Erik Schmid über Erfolg und Misserfolg, Design und Kunst, Ökonomie und Gemeinschaft

Schellnack: Was heißt das eigentlich… Scheitern?

Schmid: Scheitern ist im Idealfall eine verantwortungs- und lustvolle Form des Weltgebrauchs zum Erwerb neuer Sichtweisen. Das heißt, wer nicht sinnvoll scheitern kann, lernt nichts. Noch einfacher: Scheitern heißt Mensch sein.

Schellnack: Ohne Scheitern kein Lernen, wie jeder weiß, der an einer Tür erst gedrückt und dann gezogen hat. Aber ich habe das Gefühl, dass wir nach einer Phase, in der Scheitern nahezu tabuisiert war, plötzlich einen Fail-Hype haben; «Scheiter schneller» zum Meme wird, bei Firmen ebenso wie beim Einzelnen. Haben wir den Glauben an den Erfolg verloren – oder steckt da etwas anderes hinter?
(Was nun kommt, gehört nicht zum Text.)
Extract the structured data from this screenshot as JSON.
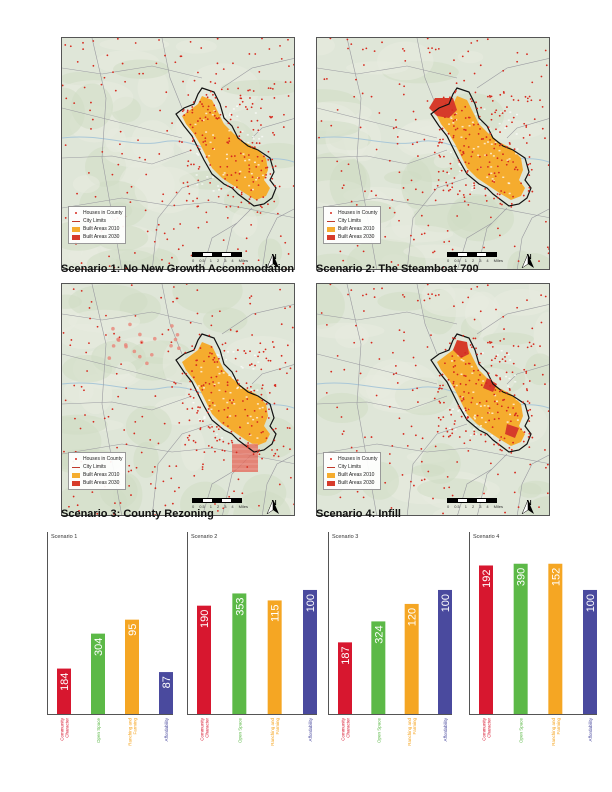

Schmid: Fail-Hype klingt lustig und ist bescheuert, weil es sich natürlich nicht um einen Trend handelt, sondern um eine Erkenntnisform, die keinen Trends unterliegen sollte. Und, nebenbei, nichts wird besser dadurch, dass es schneller geht, außer die Rettung. Es geht nicht um Geschwindigkeit, sondern, wie ich das nenne, um Konstruktives Scheitern. Das kann persönlich wie programmatische Zielsetzungen beinhalten, und schafft daher weitere Varianten, meinetwegen des Erfolgs. Was spricht gegen Scheitern als Erfolgsvariante? Und, nachgelegt: Wie soll man Erfolg erkennen können ohne den Misserfolg? Und wie den Misserfolg ohne das Scheitern? Rhetorisches Ergo: Erfolg ist eine Funktion des Scheiterns!

Schellnack: Leider ist natürlich auch der Misserfolg eine potentielle Funktion wiederholten Scheiterns, oder? Welche Strategie unterscheidet erfolgreiches, konstruktives Scheitern von der er Abwärtsspirale, die in den Misserfolg führt?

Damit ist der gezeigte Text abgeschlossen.